O Supremo Tribunal Federal (STF) decidiu, por unanimidade, como será preenchida a próxima vaga de conselheiro do Tribunal de Contas do Estado da Bahia (TCE-BA), consolidando um entendimento que reforça o papel técnico na administração pública. A Corte determinou que o cargo deverá ser ocupado por um auditor de contas, valorizando a qualificação profissional e a experiência na fiscalização de recursos públicos.

A decisão atende a uma ação movida pela Associação Nacional dos Ministros e Conselheiros Substitutos dos Tribunais de Contas (Audicon), que questionava o critério de escolha para o posto. O processo tramitava desde 2024 e teve como relator o ministro Dias Toffoli, que destacou a necessidade de assegurar critérios técnicos na composição dos tribunais de contas.

Com o entendimento firmado, o STF reforça a importância de que funções estratégicas de controle sejam desempenhadas por profissionais com conhecimento especializado. A medida fortalece a transparência, a eficiência e o rigor na fiscalização das contas públicas, especialmente em um momento de crescente cobrança por responsabilidade na gestão dos recursos.

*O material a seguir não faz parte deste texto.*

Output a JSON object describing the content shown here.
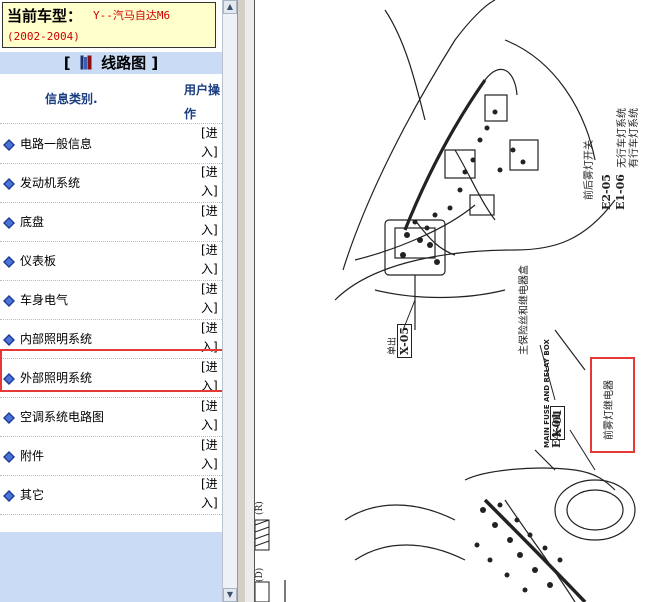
{
  "vehicle": {
    "label": "当前车型：",
    "model": "Y--汽马自达M6",
    "years": "(2002-2004)"
  },
  "panel_title": {
    "left_bracket": "[",
    "text": "线路图",
    "right_bracket": "]"
  },
  "columns": {
    "category": "信息类别.",
    "action": "用户操作"
  },
  "categories": [
    {
      "label": "电路一般信息",
      "action": "[进入]"
    },
    {
      "label": "发动机系统",
      "action": "[进入]"
    },
    {
      "label": "底盘",
      "action": "[进入]"
    },
    {
      "label": "仪表板",
      "action": "[进入]"
    },
    {
      "label": "车身电气",
      "action": "[进入]"
    },
    {
      "label": "内部照明系统",
      "action": "[进入]"
    },
    {
      "label": "外部照明系统",
      "action": "[进入]"
    },
    {
      "label": "空调系统电路图",
      "action": "[进入]"
    },
    {
      "label": "附件",
      "action": "[进入]"
    },
    {
      "label": "其它",
      "action": "[进入]"
    }
  ],
  "selected_category": "外部照明系统",
  "diagram": {
    "labels": {
      "turn_switch": "前后雾灯开关",
      "lamp_system": "无行车灯系统",
      "lamp_system_2": "有行车灯系统",
      "connector_e2": "E2-05",
      "connector_e1": "E1-06",
      "main_fuse": "主保险丝和继电器盒",
      "connector_x05": "X-05",
      "connector_x05_prefix": "单出",
      "relay_box_en": "MAIN FUSE AND RELAY BOX",
      "connector_x01": "X-01",
      "connector_e401": "E4-01",
      "fog_relay": "前雾灯继电器",
      "edge_marks": "(D)",
      "edge_marks_2": "(R)"
    }
  },
  "colors": {
    "highlight": "#e53935",
    "title_band": "#c9dbf5",
    "header_bg": "#ffffcc",
    "model_text": "#cc0000",
    "column_head": "#1a3e80"
  }
}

A decisão também cria um precedente relevante para outros estados, ao consolidar a interpretação de que vagas destinadas a auditores devem respeitar esse perfil técnico. Especialistas avaliam que o posicionamento da Corte contribui para reduzir indicações políticas e ampliar a credibilidade dos órgãos de controle.

Na prática, a determinação impacta diretamente a composição do TCE-BA, garantindo que a próxima nomeação siga critérios mais objetivos. O foco na qualificação técnica tende a aprimorar a análise das contas públicas e o combate a irregularidades, fortalecendo o papel institucional do tribunal.